Many charter yachts carry inflatable or standard paddleboards for guests to enjoy in quiet harbors and coves. Arkadia carries paddleboards too, but also adds to the fun with surfboards, a water toy that is far less common to find in the charter fleet—and that takes the excitement of board sports to a whole other level.
Water Toys Galore
The sheer quantity of water toys aboard the Heesen Arkadia could never fit on a traditional swim platform, even one with modest-size extenders included. Hence the extendible platform shown above, which is ready to help launch everything from standup paddleboards to personal watercraft for guests.
From Spec to Star
Arkadia is Hull No. 2 of Heesen’s 50-meter Steel series, with exterior lines by Clifford Denn, making the yacht a descendant of Ann G (2015) and a sistership to Omaha (2018). The yacht’s attributes include a gross tonnage of 499 and bluewater capabilities, with a reported range of 3,800 nautical miles at 12 knots. Heesen says the yacht’s top speed is 15 knots, powered by twin MTU 8V 4000 M63 engines. Arkadia—as with many Heesens—began life as a spec build. It was completed in late 2019, just before the pandemic. The owner bought Arkadia in autumn 2020 and used it privately until this past August, when it became available for charter as part of the Y.CO fleet.

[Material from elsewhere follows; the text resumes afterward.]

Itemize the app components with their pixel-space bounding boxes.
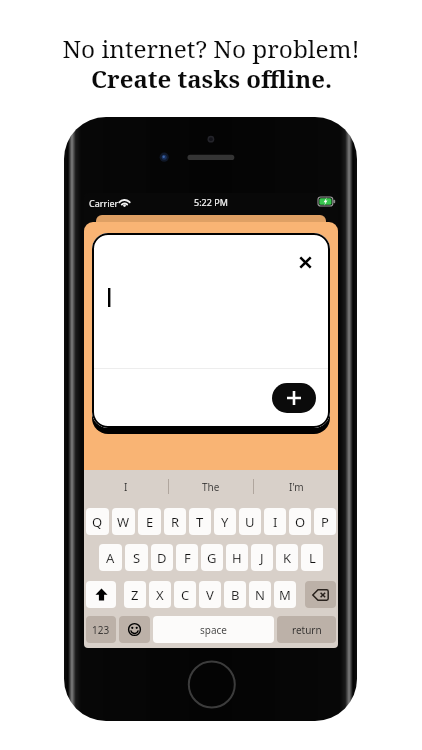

Arkadia’s hot tub is far forward on the sun deck, allowing for expansive views all around the yacht—perhaps while watching a favorite film on the deck’s 42- and 65-inch TVs. Sun pads flank the hot tub, and there’s a bar just abaft there for grabbing a cocktail or snack.
Ready to Explore
Arkadia’s first full charter season in the Caribbean and Bahamas will give guests options for how they want to explore ashore. In addition to the yacht’s multiple tenders and paddleboards, guests have the choice of cruising around on their own aboard personal watercraft that can get close to shallow shores.
A 20-foot MasterCraft is an uncommon find when it comes to tenders in the charter fleet, even for yachts that charter with shadow boats carrying everything from catamarans to submersibles. The MasterCraft is specifically designed to make the most of wakeboarding and other types of tow-sport sessions.